Here, where he had chosen to live, he appeared as though fallen in some intermediate negative existence. Unusually for him, he felt alone. To be alone was essentially a nondescript, lowered, and unreal state for him.
The following morning Tarr woke, his legs rather cramped and tired, and not thoroughly rested. But as soon as he was up, work came quite easily.
He got his paints out, and without beginning on his principal canvas, took up a new and smaller one by way of diversion. Squaring up a drawing of three naked youths sniffing the air, with rather worried Greek faces and heavy nether limbs, he stuck it on the wall with pins and drew his camp easel up alongside it. He squared up his canvas on the floor with a walking-stick, and fixed it on the easel. To get a threadlike edge a pencil had to be sharpened several times.
By the end of the afternoon he had got a witty pastiche on the way. Two colours principally had been used, mixed in piles on two palettes: a smoky, bilious saffron, and a pale transparent lead. The significance of the thing depended first on the psychology of the pulpy limbs, strained dancers’ attitudes and empty faces; secondly, the two colours and the simple yet contorted curves.
Work over, his depression again grasped him, like an immensely gloomy companion who had been idling impatiently while he worked. He promenaded this companion in “Montmartre by Night,” without improving his character. Nausea glared at him from every object met. Sex surged up and martyrized him, but he held it down rather than satisfy himself with its elementary servants.
The next day, même jeu. He sat for hours in the fatiguing evening among a score of relief ships or pleasure boats, hesitating, but finally rejecting relief or pleasure. And the next day it was the same thing.
Meantime his work progressed. But to escape these persecutions he worked excessively. His eyes began to prick, and on the sixth day he woke up with a headache. He was sick and unable to work.
Tarr decided he had been mistaken in remaining in Paris. The fascination of the omnibuses bound for the Rive gauche was almost irresistible. Destiny had granted him the necessary resolution to break. He could have gone away—anywhere, even. His will had then offered him a free ticket, as it were, to any end of the earth. Or simply, and most sensibly, to London. And yet he had decided to go no farther than Montmartre, in the unwisdom of his sense of energy and freedom of that moment. Now the “free ticket” was not any more available. His Will had changed. It offered all sorts of different bus tickets, merely, which would conduct him, avec and sans correspondence, in the direction of the Quartier du Paradis.
Why not go back again, simply, in fact? The mandates of the governing elements in our nature, resolves, etc., were childish enough things. His resentment against Bertha, and resolve to quit, would always be there. There was room in life for the satisfaction of this impulse, and the equally strong one to see her again. The road back to the Quartier du Paradis would probably have been taken quite soon, only it needed in a way as much of an effort in the contrary direction to get back as it had to get away. He did not know what might await him either. She might really have given him up and changed her life. He had not the necessary experience to dismiss that possibility.

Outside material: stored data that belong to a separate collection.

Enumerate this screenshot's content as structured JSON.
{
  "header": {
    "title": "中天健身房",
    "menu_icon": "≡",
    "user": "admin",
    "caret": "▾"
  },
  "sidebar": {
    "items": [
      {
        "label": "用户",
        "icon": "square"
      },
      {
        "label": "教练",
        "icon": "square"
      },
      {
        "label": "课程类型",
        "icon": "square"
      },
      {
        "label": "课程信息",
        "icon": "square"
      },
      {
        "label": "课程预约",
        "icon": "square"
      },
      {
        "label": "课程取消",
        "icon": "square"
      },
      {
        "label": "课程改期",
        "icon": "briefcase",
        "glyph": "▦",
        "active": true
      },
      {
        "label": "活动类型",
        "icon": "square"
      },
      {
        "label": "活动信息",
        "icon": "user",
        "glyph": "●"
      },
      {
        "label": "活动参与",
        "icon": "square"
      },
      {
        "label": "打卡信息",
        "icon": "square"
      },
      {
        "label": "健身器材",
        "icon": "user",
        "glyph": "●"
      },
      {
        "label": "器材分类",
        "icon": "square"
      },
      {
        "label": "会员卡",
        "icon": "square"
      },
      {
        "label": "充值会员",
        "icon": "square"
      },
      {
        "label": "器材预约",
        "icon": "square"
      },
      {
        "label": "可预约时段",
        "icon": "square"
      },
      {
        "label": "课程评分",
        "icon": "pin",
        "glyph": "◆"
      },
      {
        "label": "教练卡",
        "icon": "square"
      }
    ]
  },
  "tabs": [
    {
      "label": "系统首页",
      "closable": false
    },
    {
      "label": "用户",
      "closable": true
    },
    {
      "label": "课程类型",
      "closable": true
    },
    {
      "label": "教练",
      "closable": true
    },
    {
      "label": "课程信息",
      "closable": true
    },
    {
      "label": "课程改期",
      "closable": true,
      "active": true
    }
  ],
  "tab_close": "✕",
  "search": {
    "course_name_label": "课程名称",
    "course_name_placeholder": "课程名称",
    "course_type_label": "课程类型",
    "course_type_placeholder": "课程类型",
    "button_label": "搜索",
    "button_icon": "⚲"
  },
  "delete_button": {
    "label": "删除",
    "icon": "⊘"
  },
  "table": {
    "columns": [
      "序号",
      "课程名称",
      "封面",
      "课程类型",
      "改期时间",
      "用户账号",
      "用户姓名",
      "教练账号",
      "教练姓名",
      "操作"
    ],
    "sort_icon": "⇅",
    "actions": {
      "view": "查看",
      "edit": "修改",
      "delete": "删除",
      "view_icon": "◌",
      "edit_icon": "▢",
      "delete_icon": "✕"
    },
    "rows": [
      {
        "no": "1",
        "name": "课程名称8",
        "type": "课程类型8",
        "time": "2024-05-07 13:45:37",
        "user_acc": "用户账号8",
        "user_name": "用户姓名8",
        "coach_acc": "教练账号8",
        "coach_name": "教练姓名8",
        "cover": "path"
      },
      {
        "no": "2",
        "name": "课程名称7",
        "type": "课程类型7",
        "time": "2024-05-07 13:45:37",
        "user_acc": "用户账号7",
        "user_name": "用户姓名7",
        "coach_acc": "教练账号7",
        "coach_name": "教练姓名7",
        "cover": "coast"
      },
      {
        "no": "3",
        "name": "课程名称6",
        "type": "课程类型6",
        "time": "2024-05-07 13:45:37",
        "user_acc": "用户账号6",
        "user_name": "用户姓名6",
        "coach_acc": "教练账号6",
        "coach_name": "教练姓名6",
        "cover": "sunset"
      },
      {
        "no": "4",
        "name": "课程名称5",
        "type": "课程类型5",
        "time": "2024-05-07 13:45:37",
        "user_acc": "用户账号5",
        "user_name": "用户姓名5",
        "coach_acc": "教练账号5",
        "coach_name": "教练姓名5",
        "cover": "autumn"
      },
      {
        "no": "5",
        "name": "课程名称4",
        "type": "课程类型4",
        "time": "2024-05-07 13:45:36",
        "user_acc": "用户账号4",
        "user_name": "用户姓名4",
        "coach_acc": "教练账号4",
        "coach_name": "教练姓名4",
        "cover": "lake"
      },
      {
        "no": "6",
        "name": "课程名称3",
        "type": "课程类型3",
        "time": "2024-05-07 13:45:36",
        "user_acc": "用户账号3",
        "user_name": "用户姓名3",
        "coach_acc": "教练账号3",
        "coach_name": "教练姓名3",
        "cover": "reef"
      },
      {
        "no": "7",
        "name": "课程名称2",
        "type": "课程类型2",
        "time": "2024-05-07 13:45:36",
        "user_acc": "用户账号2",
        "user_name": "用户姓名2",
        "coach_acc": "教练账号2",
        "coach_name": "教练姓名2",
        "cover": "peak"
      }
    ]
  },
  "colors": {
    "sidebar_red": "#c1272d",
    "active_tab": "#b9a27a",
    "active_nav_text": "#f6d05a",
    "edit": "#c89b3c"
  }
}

But at last one evening he did go. He went deliberately up to an omnibus “Clichy—St. Germain,” and took his seat under its roof. He was resolved to glut himself, without any atom of self-respect or traces of “resolve” remaining, in what he had been wanting to do for a week. He would go to Bertha’s rooms, even find out what had been happening in his absence. He might even, perhaps, hang about a little outside, and try to surprise her in some manner. Then he would behave en maître, there would be no further question of his having given her up and renounced his rights. He would behave just as though he had never gone away or the letters been sent. He would claim her again with all the appeals he knew to her love for him. He would conduct himself without a scrap of dignity or honesty. Once the “resolution” and pride of his retiring had been broken down, it was thenceforth immaterial to what length he went. In fact, better be frankly weak and unprincipled in his actions and manner, go the whole length of his defeat and confusion. In such completeness there remains a grain of superiority and energy.